Pada saat saat seperti itu, yang ada hanyalah pelukan dari Kiran. Dia memelukku dalam pelukan hangatnya. Kiran, putriku yang cantik itu, begitu pandai menenangkan aku. Dia sungguh pandai mengubah setiap kata, mengolahnya seolah seperti seorang koki handal yang mengubah tepung menjadi roti yang siap mengusap setiap rasa laparku. Mengisi jiwaku dengan anggur yang terbaik yang pernah ada.

Juga Kinan, putra sulungku itu. Dia sering mengganggam tanganku dalam genggamanya yang hangat. Menyalurkan ribuan semangat untuk jiwaku yang sudah tidak tahu lagi bagaimana caranya untuk melanjutkan hidup. Dialah yang menyuapkan suap demi suap nasi ketika aku tidak lagi tahu bagaimana caranya menggenggam sendok. Kinan dan Kiran, mereka selalu ada untukku kapan saja, bahkan di saat aku dalam keadaan yang paling terpuruk sekalipun. Aku bangga memiliki mereka sebagai darah dagingku.

Waktu berlalu dengan cepat dan lambat sekaligus. Aku pernah hilang diantara bilangan waktu. Aku seperti orang yang tidak lagi berjalan bersama jalannya waktu. Aku hampa, aku kosong, jiwaku tak sini. Dia sesekali pergi meninggalkanku untuk menemui ji di alam imajinasi. Palsu dan tidak pernah nyata. Yang membuatku, pada saat seperti itu, semakin terpuruk dalam keputusasaan dan kehampaan.

Semua seperti tak nyata. Seperti mayanya dunia yang kemudian aku kenal. Dunia tak nyata yang bernama facebook.

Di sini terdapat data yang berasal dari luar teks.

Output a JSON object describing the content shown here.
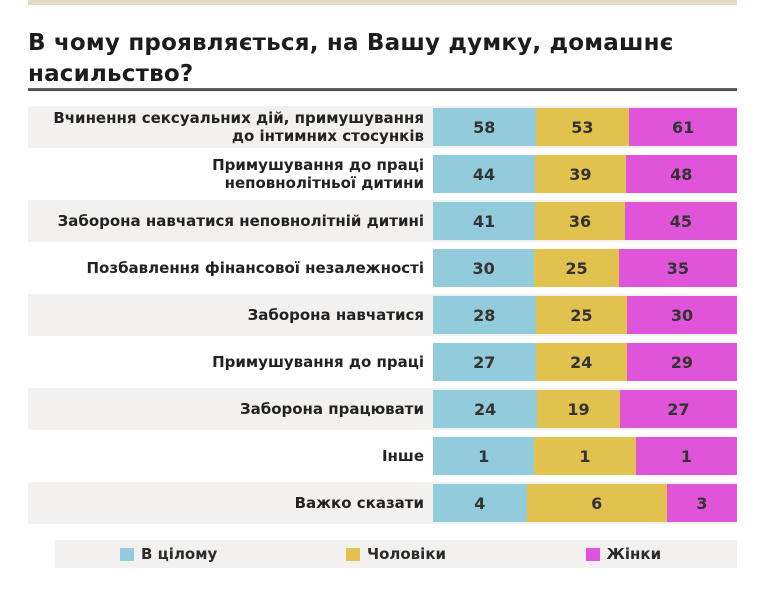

Ya, facebook, perkenalanku dengannya, mengubah setidaknya sebagian dari hidupku. Sebagian dari jiwaku, mengembalikannya pada nostalgia masa mudaku. Aku, di buatnya seperti masih seorang gadis yang belia. Yang mendambakan seorang pemuda yang akan mempersuntingku. Membuat aku seperti remaja putri yang selalu merasa pantas untuk di cintai dan di perebutkan.

***

Satu tahun sudah ji meninggalkanku. Dan tepat di satu tahun kepergian ji, Kiran melangsungkan pernikahannya. Ya…, akhirnya Kiran menikah juga.

Hari ini perasaanku kembali teraduk. Antara bahagia dan kesedihan yang mendalam. Aku bahagia akhirnya Kiran mendapatkan jodohnya. Menjalin jalinan suci dalam ikatan rumah tangga. Aku berdoa di malam pernikahan mereka, agar mereka bisa bahagia selamanya, bersama selamanya, bisa saling mengisi dalam suka dan duka. Seperti aku dan ji dulu.

Ji, hari ini, dipernikahan Kiran, aku mengingatmu kembali. Dan setiap mengigatmu, air mataku selalu jatuh tak bisa aku tahan. Dan itulah ji, karena itulah aku bersedih. Aku sedih karena dirimu ji. Karena ketidak adaanmu di sini ji, Karena di saat seperti  ini, kamu tak ada di sini ji. Ji, bukankah dulu kau berjanji untuk menikahkah Kiran, menjadi wali di hari pernikahannya? Ji, hari ini Kiran menikah ji, dengan seorang pemuda yang sesuai keinginanmu. Dia mungkin tidak terlalu tampan ji, tapi aku yakin dia adalah orang terbaik yang disiapkan Tuhan untuk Kiran, putri kita tercinta.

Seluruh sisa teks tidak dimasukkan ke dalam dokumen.